Krankentage ohne Lohnausfall Tageseltern demonstrieren vor dem Neusser Rathaus

Neuss · Tageseltern aus Neuss wollen Krankentage ohne Lohnausfall. Auf ihr Anliegen machten sie am Dienstag vor der Sitzung des Jugendhilfeausschusses mit einer Demo im Rathaus aufmerksam.

Vor der Sitzung des Jugendhilfeausschusses demonstrierten Tageseltern für bessere Arbeitsbedingungen.

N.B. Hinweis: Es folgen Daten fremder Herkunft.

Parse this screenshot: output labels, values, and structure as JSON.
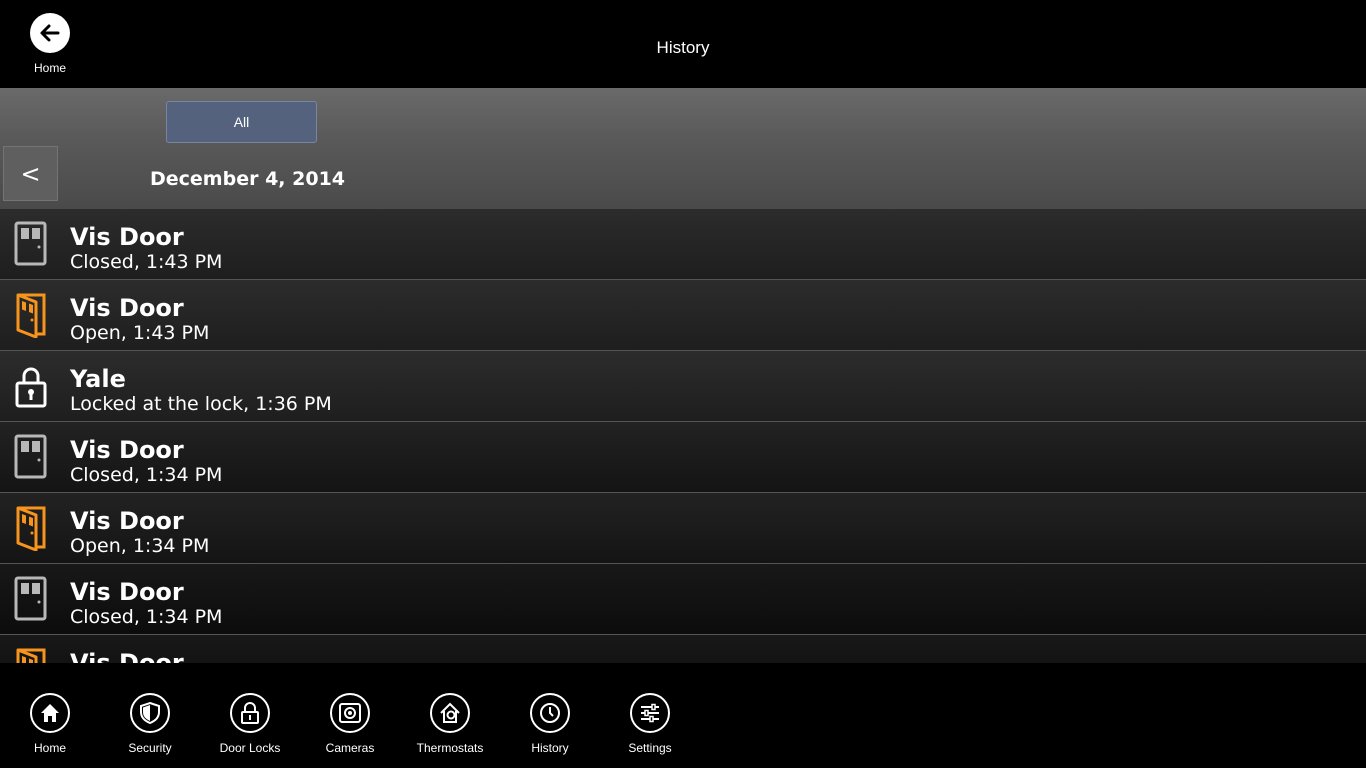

Vor der Sitzung des Jugendhilfeausschusses demonstrierten Tageseltern für bessere Arbeitsbedingungen.

Foto: Wolfgang Walter

Die Demonstration war angemeldet: Am Dienstag machten rund 40 Tageseltern vor der Sitzung des Jugendhilfeausschusses auf ihre Situation aufmerksam. Ihr Adressat: die Politiker. „Wir haben mit einzelnen Gespräche geführt, aber in der Sitzung war unser Anliegen kein Thema“, sagt Yvonne Krause vom Vorstand der Interessengemeinschaft (IG) Kindertagespflege Neuss. Neben Flyern, die sie verteilten, hatten sie bereits im Vorfeld Mails verschickt.

Ihre Forderung: ein „vertretbares Kontingent an Krankentagen zur Verfügung gestellt zu bekommen“. „Wir sind genauso systemrelevant wie städtische Einrichtungen und benötigen dringend auch die Möglichkeit, ohne Lohnausfall krank sein zu dürfen“, so Lisa El Ouamari, Vorsitzende der IG. Auf ihr Anliegen sei bis jetzt lediglich in Form einer Evaluierung reagiert worden. Deren Ergebnisse will Susanne Benary, Vorsitzende des städtischen Jugendhilfeausschusses, auch erst einmal abwarten. „In unserer nächsten Sitzung am 9. März liegen sie vor. Dann wird darüber gesprochen“, sagt sie. Für Benary ist eine „rechtlich ordentliche Lösung“ wichtig. Grundsätzlich könne sie das Anliegen der Interessengemeinschaft verstehen, weiß auch, wie wichtig deren Einsatz ist. „Gäbe es keine Tageseltern müsste die Stadt sehen, wie die Kinder versorgt werden. Daher kann auf die Arbeit der Tagesmütter und -väter nicht verzichtet werden“, sagt Benary, die es jedoch begrüßen würde, wenn es landesweit einheitliche Regeln für die Tagespflegepersonen gäbe und nicht jede Kommune „ihr eigenes Ding“ mache. Sie hofft, dass im März eine Regelung gefunden wird, mit der alle gut leben können.

Das wünschen sich die Mitglieder der IG auch, sind aber eher skeptisch. Denn ihrer Erfahrung nach wüssten viele gar nicht, was ihr Job alles beinhalte. „Es drohen Schließungen der Tagespflegestellen. Und auch Eltern stehen vor verschlossenen Türen, wenn das Thema Krankentage nicht endlich ein Ende nimmt und man uns die Krankentage genehmigt“, sagen El Ouamari und Krause und bitten den Jugendhilfeausschuss um Unterstützung.